Kawan KISS FM.
Jember hari ini. Kasus stunting masih menjadi stigma negatif di tengah masyarakat. Kondisi itu membuat RSD dr. Soebandi kesulitan menghadirkan bayi dan balita stunting ke rumah sakit untuk mendapatkan penanganan.
Untuk mengatasi kendala tersebut, rumah sakit milik Pemkab Jember itu meluncurkan program sosial bertajuk hospital without wall, dengan pendekatan jemput bola ke wilayah terdampak.
Pelaksana tugas Direktur RSD dr.
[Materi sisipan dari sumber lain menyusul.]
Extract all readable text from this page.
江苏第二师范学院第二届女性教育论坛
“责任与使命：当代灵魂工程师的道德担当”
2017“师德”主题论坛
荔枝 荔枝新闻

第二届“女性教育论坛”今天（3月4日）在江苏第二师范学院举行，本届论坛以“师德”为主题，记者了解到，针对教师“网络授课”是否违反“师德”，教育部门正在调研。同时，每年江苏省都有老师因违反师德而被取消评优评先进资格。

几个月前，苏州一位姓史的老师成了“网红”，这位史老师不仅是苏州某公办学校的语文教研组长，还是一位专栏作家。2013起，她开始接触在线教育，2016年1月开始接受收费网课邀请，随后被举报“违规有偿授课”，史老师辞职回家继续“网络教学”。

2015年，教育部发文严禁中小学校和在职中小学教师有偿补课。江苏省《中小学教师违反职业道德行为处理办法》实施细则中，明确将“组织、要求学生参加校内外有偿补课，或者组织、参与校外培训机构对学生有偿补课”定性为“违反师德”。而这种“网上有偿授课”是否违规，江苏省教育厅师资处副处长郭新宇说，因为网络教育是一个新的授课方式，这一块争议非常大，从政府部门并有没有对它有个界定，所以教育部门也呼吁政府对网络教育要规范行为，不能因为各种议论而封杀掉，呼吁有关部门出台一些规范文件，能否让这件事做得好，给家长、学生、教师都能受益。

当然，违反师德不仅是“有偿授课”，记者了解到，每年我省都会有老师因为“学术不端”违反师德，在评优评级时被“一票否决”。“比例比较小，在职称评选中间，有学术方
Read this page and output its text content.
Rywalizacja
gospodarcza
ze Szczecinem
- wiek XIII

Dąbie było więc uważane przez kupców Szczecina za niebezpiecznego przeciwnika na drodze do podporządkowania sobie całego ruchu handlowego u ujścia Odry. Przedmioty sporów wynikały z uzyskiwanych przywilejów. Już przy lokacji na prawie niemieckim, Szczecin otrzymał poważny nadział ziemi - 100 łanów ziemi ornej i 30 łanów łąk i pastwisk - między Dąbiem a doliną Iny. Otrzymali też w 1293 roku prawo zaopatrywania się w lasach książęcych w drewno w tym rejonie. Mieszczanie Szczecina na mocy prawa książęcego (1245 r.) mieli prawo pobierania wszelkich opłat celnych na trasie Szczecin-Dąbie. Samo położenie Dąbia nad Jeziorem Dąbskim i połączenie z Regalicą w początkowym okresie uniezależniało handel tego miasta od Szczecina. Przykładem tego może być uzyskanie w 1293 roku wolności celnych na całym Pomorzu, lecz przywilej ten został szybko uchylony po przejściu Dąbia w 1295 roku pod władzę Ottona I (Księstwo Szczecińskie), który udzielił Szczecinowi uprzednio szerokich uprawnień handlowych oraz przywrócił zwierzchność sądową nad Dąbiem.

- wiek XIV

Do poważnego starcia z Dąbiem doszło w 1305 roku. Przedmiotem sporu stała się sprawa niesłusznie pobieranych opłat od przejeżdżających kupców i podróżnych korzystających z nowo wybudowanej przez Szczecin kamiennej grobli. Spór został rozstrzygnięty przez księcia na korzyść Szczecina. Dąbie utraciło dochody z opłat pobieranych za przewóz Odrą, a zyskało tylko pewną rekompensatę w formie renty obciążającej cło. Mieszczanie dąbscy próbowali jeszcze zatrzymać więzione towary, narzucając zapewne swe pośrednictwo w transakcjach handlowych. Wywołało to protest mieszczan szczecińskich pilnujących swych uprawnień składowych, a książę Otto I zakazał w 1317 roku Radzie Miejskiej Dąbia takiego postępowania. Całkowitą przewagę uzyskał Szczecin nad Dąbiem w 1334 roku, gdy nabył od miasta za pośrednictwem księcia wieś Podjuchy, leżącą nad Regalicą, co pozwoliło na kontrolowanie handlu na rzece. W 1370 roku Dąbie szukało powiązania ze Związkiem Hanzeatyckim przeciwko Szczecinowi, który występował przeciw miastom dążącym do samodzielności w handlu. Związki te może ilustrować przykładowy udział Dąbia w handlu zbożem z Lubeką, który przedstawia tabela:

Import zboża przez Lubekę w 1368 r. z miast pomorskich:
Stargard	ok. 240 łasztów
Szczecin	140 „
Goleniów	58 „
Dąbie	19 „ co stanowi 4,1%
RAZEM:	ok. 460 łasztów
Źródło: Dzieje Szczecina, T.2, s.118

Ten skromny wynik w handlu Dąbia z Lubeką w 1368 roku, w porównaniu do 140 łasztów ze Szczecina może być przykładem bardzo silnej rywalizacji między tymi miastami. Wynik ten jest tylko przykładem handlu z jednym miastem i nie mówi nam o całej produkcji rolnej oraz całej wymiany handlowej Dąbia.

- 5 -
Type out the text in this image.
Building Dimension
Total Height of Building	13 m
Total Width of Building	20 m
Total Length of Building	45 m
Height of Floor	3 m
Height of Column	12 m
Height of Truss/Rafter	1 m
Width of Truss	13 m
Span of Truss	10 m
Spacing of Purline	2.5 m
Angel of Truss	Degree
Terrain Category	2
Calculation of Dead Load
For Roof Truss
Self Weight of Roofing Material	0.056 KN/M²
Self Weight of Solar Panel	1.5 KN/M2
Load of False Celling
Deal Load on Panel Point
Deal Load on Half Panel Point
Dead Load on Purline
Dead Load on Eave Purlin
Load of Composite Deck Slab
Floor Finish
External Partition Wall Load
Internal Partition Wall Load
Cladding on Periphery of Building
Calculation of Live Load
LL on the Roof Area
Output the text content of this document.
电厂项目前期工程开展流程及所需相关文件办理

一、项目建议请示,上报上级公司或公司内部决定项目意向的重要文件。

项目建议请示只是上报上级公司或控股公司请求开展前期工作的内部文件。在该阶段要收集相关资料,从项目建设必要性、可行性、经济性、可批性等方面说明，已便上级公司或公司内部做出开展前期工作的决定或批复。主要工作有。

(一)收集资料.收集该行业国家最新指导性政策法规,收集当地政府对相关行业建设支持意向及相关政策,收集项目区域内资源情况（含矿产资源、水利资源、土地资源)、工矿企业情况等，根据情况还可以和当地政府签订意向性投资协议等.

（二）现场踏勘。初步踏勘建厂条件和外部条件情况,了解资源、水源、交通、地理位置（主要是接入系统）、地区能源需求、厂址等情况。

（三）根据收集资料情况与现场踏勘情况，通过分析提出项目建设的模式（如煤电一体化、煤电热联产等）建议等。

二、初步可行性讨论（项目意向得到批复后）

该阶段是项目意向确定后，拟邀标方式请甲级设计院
Soebandi, Nyoman Semita, Rabu 18 Februari menjelaskan, pihaknya mengalokasikan anggaran sekitar Rp1,8 miliar guna menyediakan susu formula bagi sekitar 500 bayi dan balita stunting di Kecamatan Tanggul dan Jombang.
Melalui program ini, pihaknya tidak hanya menunggu pasien datang ke rumah sakit, tetapi juga turun langsung ke kecamatan sesuai kemampuan anggaran yang ada.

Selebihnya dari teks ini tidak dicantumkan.